Mais pour obtenir ce résultat, il reste à perfectionner les techniques de plastination, ou imprégnation polymériques, procédé initialement inventé par l’anatomiste Gunther Von Hagens, connu du grand public pour ses polémiques expositions de cadavres ainsi conservés.
En effet, une observation au microscope électronique suppose le découpage du cerveau en lamelles minuscules. Le cerveau « biologique » du sujet de l’expérience ne pouvant survivre, la plastination est une étape incontournable puisqu’il faut que le connectome soit conservé le temps que le progrès permette des ordinateurs suffisamment puissants pour le dupliquer. Or cette technique, qui préserve les tissus en remplaçant les liquides organiques par du silicone, n’est pas encore suffisamment efficace à l’échelle nanométrique. Hayworth a donc fondé la « Brain Preservation Foudation »5 en vue de récolter des fonds pour accélérer ces recherches.
Une nécessité pour ainsi dire « vitale », encore que ce terme puisse sembler impropre, car le neurobiologiste s’est proposé pour devenir le premier cobaye de son procédé : son projet est de mettre fin à ses jours en procédant à la plastination de ses propres méninges, et de ressusciter – dans un siècle environ selon ses estimations des progrès à venir – pourvu d’un nouveau corps robotique, et d’un cerveau éternellement jeune, ou plus exactement d’un disque dur inaltérable6.
« J’en veux à la condition humaine. Nous avons une très courte espérance de vie. Peut-être y a-t-il des gens très sérieux qui disent ”C’est juste la condition humaine, nous devons l’embrasser”. Je ne suis pas de ceux-là », déclare-t-il lors d’une interview. « Ce n’est pas un suicide, c’est une pause », conclue-t-il tout en espérant, pour la bonne marche des opérations, que la plastination fera de lui « le fossile le plus parfaitement conservé qu’on puisse imaginer. »7
Le projet d’Hayworth ne suscite pas l’enthousiasme de tous. Il y a toutefois lieu de se demander si le Mind Uploading ne constitue pas une réponse paradigmatique du transhumanisme aux embarras du corps jouissant. Le transhumanisme aspire à un corps purgé de tout ce que la parole peut y faire advenir d’événement.

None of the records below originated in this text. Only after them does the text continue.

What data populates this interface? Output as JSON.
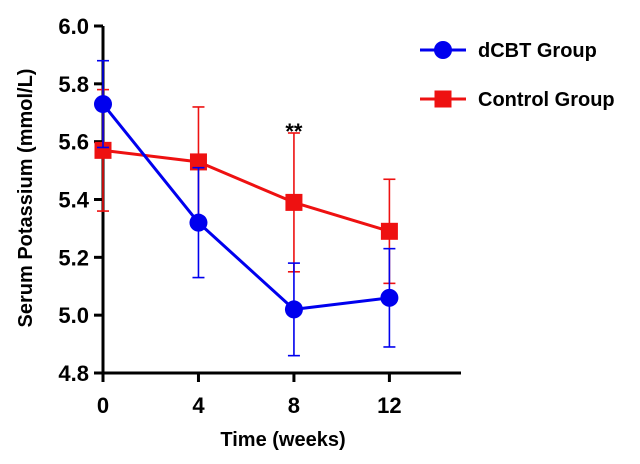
{
  "chart_data": {
    "type": "line",
    "xlabel": "Time (weeks)",
    "ylabel": "Serum Potassium (mmol/L)",
    "xlim": [
      0,
      15
    ],
    "ylim": [
      4.8,
      6.0
    ],
    "xticks": [
      0,
      4,
      8,
      12
    ],
    "xtick_labels": [
      "0",
      "4",
      "8",
      "12"
    ],
    "yticks": [
      4.8,
      5.0,
      5.2,
      5.4,
      5.6,
      5.8,
      6.0
    ],
    "ytick_labels": [
      "4.8",
      "5.0",
      "5.2",
      "5.4",
      "5.6",
      "5.8",
      "6.0"
    ],
    "x": [
      0,
      4,
      8,
      12
    ],
    "series": [
      {
        "name": "dCBT Group",
        "color": "#0000ee",
        "marker": "circle",
        "values": [
          5.73,
          5.32,
          5.02,
          5.06
        ],
        "error": [
          0.15,
          0.19,
          0.16,
          0.17
        ]
      },
      {
        "name": "Control Group",
        "color": "#ee1111",
        "marker": "square",
        "values": [
          5.57,
          5.53,
          5.39,
          5.29
        ],
        "error": [
          0.21,
          0.19,
          0.24,
          0.18
        ]
      }
    ],
    "annotations": [
      {
        "text": "**",
        "x": 8,
        "y": 5.63
      }
    ],
    "legend_position": "top-right",
    "grid": false
  }
}
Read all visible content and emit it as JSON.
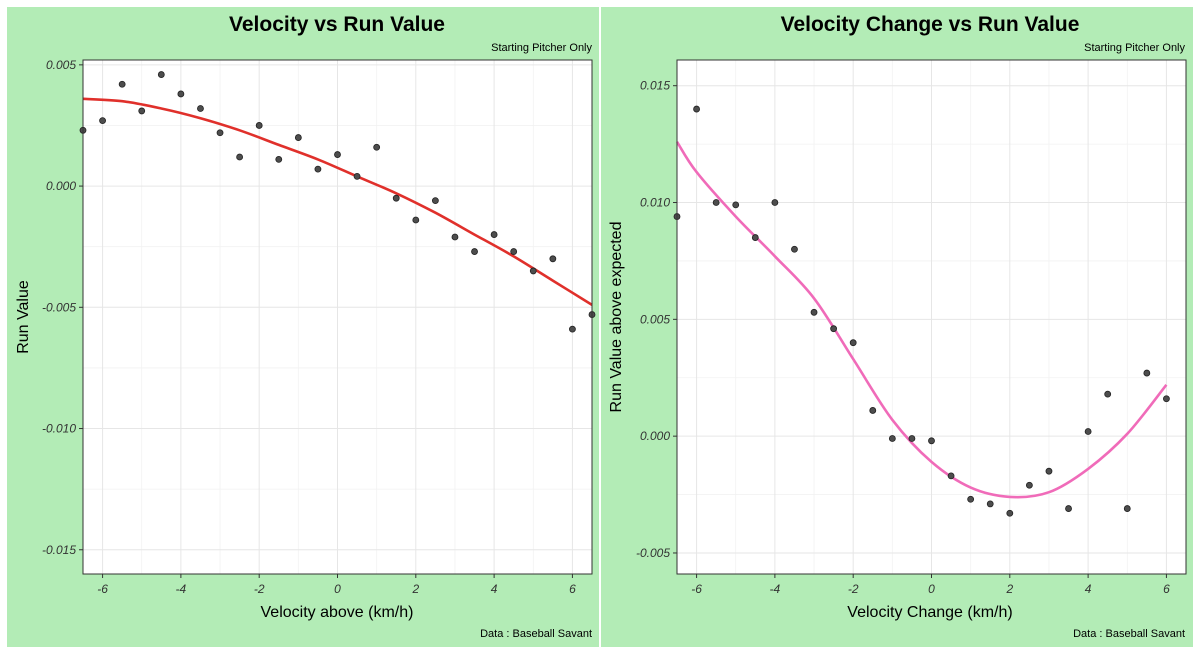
{
  "chart_data": [
    {
      "type": "scatter",
      "title": "Velocity vs Run Value",
      "subtitle": "Starting Pitcher Only",
      "caption": "Data : Baseball Savant",
      "xlabel": "Velocity above (km/h)",
      "ylabel": "Run Value",
      "xlim": [
        -6.5,
        6.5
      ],
      "ylim": [
        -0.016,
        0.0052
      ],
      "x_ticks": [
        -6,
        -4,
        -2,
        0,
        2,
        4,
        6
      ],
      "y_ticks": [
        0.005,
        0.0,
        -0.005,
        -0.01,
        -0.015
      ],
      "y_tick_labels": [
        "0.005",
        "0.000",
        "-0.005",
        "-0.010",
        "-0.015"
      ],
      "grid": true,
      "fit_color": "#e0302b",
      "points": [
        {
          "x": -6.5,
          "y": 0.0023
        },
        {
          "x": -6.0,
          "y": 0.0027
        },
        {
          "x": -5.5,
          "y": 0.0042
        },
        {
          "x": -5.0,
          "y": 0.0031
        },
        {
          "x": -4.5,
          "y": 0.0046
        },
        {
          "x": -4.0,
          "y": 0.0038
        },
        {
          "x": -3.5,
          "y": 0.0032
        },
        {
          "x": -3.0,
          "y": 0.0022
        },
        {
          "x": -2.5,
          "y": 0.0012
        },
        {
          "x": -2.0,
          "y": 0.0025
        },
        {
          "x": -1.5,
          "y": 0.0011
        },
        {
          "x": -1.0,
          "y": 0.002
        },
        {
          "x": -0.5,
          "y": 0.0007
        },
        {
          "x": 0.0,
          "y": 0.0013
        },
        {
          "x": 0.5,
          "y": 0.0004
        },
        {
          "x": 1.0,
          "y": 0.0016
        },
        {
          "x": 1.5,
          "y": -0.0005
        },
        {
          "x": 2.0,
          "y": -0.0014
        },
        {
          "x": 2.5,
          "y": -0.0006
        },
        {
          "x": 3.0,
          "y": -0.0021
        },
        {
          "x": 3.5,
          "y": -0.0027
        },
        {
          "x": 4.0,
          "y": -0.002
        },
        {
          "x": 4.5,
          "y": -0.0027
        },
        {
          "x": 5.0,
          "y": -0.0035
        },
        {
          "x": 5.5,
          "y": -0.003
        },
        {
          "x": 6.0,
          "y": -0.0059
        },
        {
          "x": 6.5,
          "y": -0.0053
        }
      ],
      "fit": [
        {
          "x": -6.5,
          "y": 0.0036
        },
        {
          "x": -5.5,
          "y": 0.0035
        },
        {
          "x": -4.5,
          "y": 0.0032
        },
        {
          "x": -3.5,
          "y": 0.0028
        },
        {
          "x": -2.5,
          "y": 0.0023
        },
        {
          "x": -1.5,
          "y": 0.0017
        },
        {
          "x": -0.5,
          "y": 0.0011
        },
        {
          "x": 0.5,
          "y": 0.0004
        },
        {
          "x": 1.5,
          "y": -0.0003
        },
        {
          "x": 2.5,
          "y": -0.0011
        },
        {
          "x": 3.5,
          "y": -0.002
        },
        {
          "x": 4.5,
          "y": -0.0029
        },
        {
          "x": 5.5,
          "y": -0.0039
        },
        {
          "x": 6.5,
          "y": -0.0049
        }
      ]
    },
    {
      "type": "scatter",
      "title": "Velocity Change vs Run Value",
      "subtitle": "Starting Pitcher Only",
      "caption": "Data : Baseball Savant",
      "xlabel": "Velocity Change (km/h)",
      "ylabel": "Run Value above expected",
      "xlim": [
        -6.5,
        6.5
      ],
      "ylim": [
        -0.0059,
        0.0161
      ],
      "x_ticks": [
        -6,
        -4,
        -2,
        0,
        2,
        4,
        6
      ],
      "y_ticks": [
        0.015,
        0.01,
        0.005,
        0.0,
        -0.005
      ],
      "y_tick_labels": [
        "0.015",
        "0.010",
        "0.005",
        "0.000",
        "-0.005"
      ],
      "grid": true,
      "fit_color": "#f06bb9",
      "points": [
        {
          "x": -6.5,
          "y": 0.0094
        },
        {
          "x": -6.0,
          "y": 0.014
        },
        {
          "x": -5.5,
          "y": 0.01
        },
        {
          "x": -5.0,
          "y": 0.0099
        },
        {
          "x": -4.5,
          "y": 0.0085
        },
        {
          "x": -4.0,
          "y": 0.01
        },
        {
          "x": -3.5,
          "y": 0.008
        },
        {
          "x": -3.0,
          "y": 0.0053
        },
        {
          "x": -2.5,
          "y": 0.0046
        },
        {
          "x": -2.0,
          "y": 0.004
        },
        {
          "x": -1.5,
          "y": 0.0011
        },
        {
          "x": -1.0,
          "y": -0.0001
        },
        {
          "x": -0.5,
          "y": -0.0001
        },
        {
          "x": 0.0,
          "y": -0.0002
        },
        {
          "x": 0.5,
          "y": -0.0017
        },
        {
          "x": 1.0,
          "y": -0.0027
        },
        {
          "x": 1.5,
          "y": -0.0029
        },
        {
          "x": 2.0,
          "y": -0.0033
        },
        {
          "x": 2.5,
          "y": -0.0021
        },
        {
          "x": 3.0,
          "y": -0.0015
        },
        {
          "x": 3.5,
          "y": -0.0031
        },
        {
          "x": 4.0,
          "y": 0.0002
        },
        {
          "x": 4.5,
          "y": 0.0018
        },
        {
          "x": 5.0,
          "y": -0.0031
        },
        {
          "x": 5.5,
          "y": 0.0027
        },
        {
          "x": 6.0,
          "y": 0.0016
        }
      ],
      "fit": [
        {
          "x": -6.5,
          "y": 0.0126
        },
        {
          "x": -6.0,
          "y": 0.0113
        },
        {
          "x": -5.0,
          "y": 0.0094
        },
        {
          "x": -4.0,
          "y": 0.0077
        },
        {
          "x": -3.0,
          "y": 0.0059
        },
        {
          "x": -2.0,
          "y": 0.0033
        },
        {
          "x": -1.0,
          "y": 0.0007
        },
        {
          "x": 0.0,
          "y": -0.0011
        },
        {
          "x": 1.0,
          "y": -0.0022
        },
        {
          "x": 2.0,
          "y": -0.0026
        },
        {
          "x": 3.0,
          "y": -0.0024
        },
        {
          "x": 4.0,
          "y": -0.0014
        },
        {
          "x": 5.0,
          "y": 0.0001
        },
        {
          "x": 6.0,
          "y": 0.0022
        }
      ]
    }
  ]
}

Un corps de texte en somme, programmé par le tracé des circuits neuronaux.
Face au « We are our connectome » nous pouvons faire valoir qu’un parlêtre peut tout aussi bien « penser avec les pieds »8, et préférer à un « mind » fossilisé un Witz bien vivant.

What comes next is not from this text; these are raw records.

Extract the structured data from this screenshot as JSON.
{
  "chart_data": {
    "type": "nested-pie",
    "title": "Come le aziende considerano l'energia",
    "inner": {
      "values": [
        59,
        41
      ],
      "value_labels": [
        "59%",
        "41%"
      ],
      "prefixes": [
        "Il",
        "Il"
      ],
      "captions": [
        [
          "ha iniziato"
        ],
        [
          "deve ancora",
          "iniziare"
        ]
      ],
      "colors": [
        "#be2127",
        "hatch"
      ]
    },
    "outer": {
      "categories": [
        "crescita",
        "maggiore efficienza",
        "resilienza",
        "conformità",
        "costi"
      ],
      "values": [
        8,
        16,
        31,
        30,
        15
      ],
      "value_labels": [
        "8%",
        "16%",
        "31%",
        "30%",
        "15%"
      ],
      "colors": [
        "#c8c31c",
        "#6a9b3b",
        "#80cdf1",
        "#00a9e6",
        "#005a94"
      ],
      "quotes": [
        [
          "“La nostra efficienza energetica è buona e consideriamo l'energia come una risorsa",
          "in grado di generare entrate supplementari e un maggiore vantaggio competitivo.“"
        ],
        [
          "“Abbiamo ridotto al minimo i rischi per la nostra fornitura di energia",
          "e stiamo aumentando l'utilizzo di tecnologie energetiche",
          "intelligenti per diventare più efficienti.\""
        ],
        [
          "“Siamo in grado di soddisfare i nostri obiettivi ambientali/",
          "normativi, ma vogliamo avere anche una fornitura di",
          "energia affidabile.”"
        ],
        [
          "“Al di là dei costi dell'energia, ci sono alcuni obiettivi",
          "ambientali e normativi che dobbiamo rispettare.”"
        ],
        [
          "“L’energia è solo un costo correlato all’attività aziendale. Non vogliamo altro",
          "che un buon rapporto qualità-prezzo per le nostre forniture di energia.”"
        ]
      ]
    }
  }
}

1  Bostrom N., « A history of transhumanist thought », Journal of Evolution and Technology, Vol 14 issue 1, avril 2005.
2 http://www.liberation.fr/week-end/0101412602-kevin-warwick-l-homo-machinus cf les contributions d’Alice Delarue et Catherine Thimeur sur ce même blog.

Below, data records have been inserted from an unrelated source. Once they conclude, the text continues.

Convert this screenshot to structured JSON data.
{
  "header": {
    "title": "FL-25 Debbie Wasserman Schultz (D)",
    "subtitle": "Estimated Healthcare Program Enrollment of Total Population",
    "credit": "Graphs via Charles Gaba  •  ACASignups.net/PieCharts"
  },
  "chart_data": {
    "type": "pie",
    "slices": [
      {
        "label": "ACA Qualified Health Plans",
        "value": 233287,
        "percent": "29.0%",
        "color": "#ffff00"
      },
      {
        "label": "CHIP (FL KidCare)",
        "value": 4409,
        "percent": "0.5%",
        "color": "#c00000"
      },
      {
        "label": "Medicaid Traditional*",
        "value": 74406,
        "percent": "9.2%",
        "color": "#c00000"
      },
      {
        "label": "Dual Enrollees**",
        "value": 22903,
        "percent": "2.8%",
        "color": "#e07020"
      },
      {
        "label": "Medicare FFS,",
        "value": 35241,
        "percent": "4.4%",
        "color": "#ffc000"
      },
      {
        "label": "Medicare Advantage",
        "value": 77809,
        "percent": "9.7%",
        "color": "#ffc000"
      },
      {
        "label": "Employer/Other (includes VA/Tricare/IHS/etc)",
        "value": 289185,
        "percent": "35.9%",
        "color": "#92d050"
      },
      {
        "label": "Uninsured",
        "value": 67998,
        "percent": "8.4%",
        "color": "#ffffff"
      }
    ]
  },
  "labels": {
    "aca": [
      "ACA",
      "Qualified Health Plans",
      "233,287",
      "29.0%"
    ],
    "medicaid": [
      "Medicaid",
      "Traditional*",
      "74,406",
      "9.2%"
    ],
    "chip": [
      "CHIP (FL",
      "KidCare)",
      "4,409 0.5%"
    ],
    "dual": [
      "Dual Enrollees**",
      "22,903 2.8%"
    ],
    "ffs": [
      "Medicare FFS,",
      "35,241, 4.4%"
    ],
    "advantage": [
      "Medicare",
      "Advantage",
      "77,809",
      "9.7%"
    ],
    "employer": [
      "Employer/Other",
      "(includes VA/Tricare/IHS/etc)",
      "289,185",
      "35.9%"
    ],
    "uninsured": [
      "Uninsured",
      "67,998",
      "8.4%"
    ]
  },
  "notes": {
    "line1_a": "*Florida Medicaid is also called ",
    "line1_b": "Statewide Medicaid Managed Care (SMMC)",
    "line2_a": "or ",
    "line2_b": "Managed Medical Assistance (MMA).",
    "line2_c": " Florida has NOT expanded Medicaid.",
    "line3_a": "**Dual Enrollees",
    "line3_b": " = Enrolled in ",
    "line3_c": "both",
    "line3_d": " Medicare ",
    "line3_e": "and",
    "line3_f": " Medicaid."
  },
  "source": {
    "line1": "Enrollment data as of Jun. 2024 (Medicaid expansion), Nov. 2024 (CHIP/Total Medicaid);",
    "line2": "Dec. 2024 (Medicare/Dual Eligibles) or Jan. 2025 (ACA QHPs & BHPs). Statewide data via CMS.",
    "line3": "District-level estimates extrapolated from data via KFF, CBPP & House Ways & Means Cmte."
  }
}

3 Hayworth K., « Electron imaging technology for whole brain neural circuit mapping », International journal of machine consciousness – Special issue on mind uploading, Vol.4, n°1, Juin 2012, p. 89.
4 Ibid., p. 89-90.
6 Goldstein E., « The strange neuroscience of immortality », The Chronicle of higher education, 16 juin 2012 https://chronicle.com/article/The-Strange-Neuroscience-of/132819/
7 Ibid.
8 Lacan J., « La troisième », La Cause freudienne, n° 79, Navarin, Paris, 2011, p.14.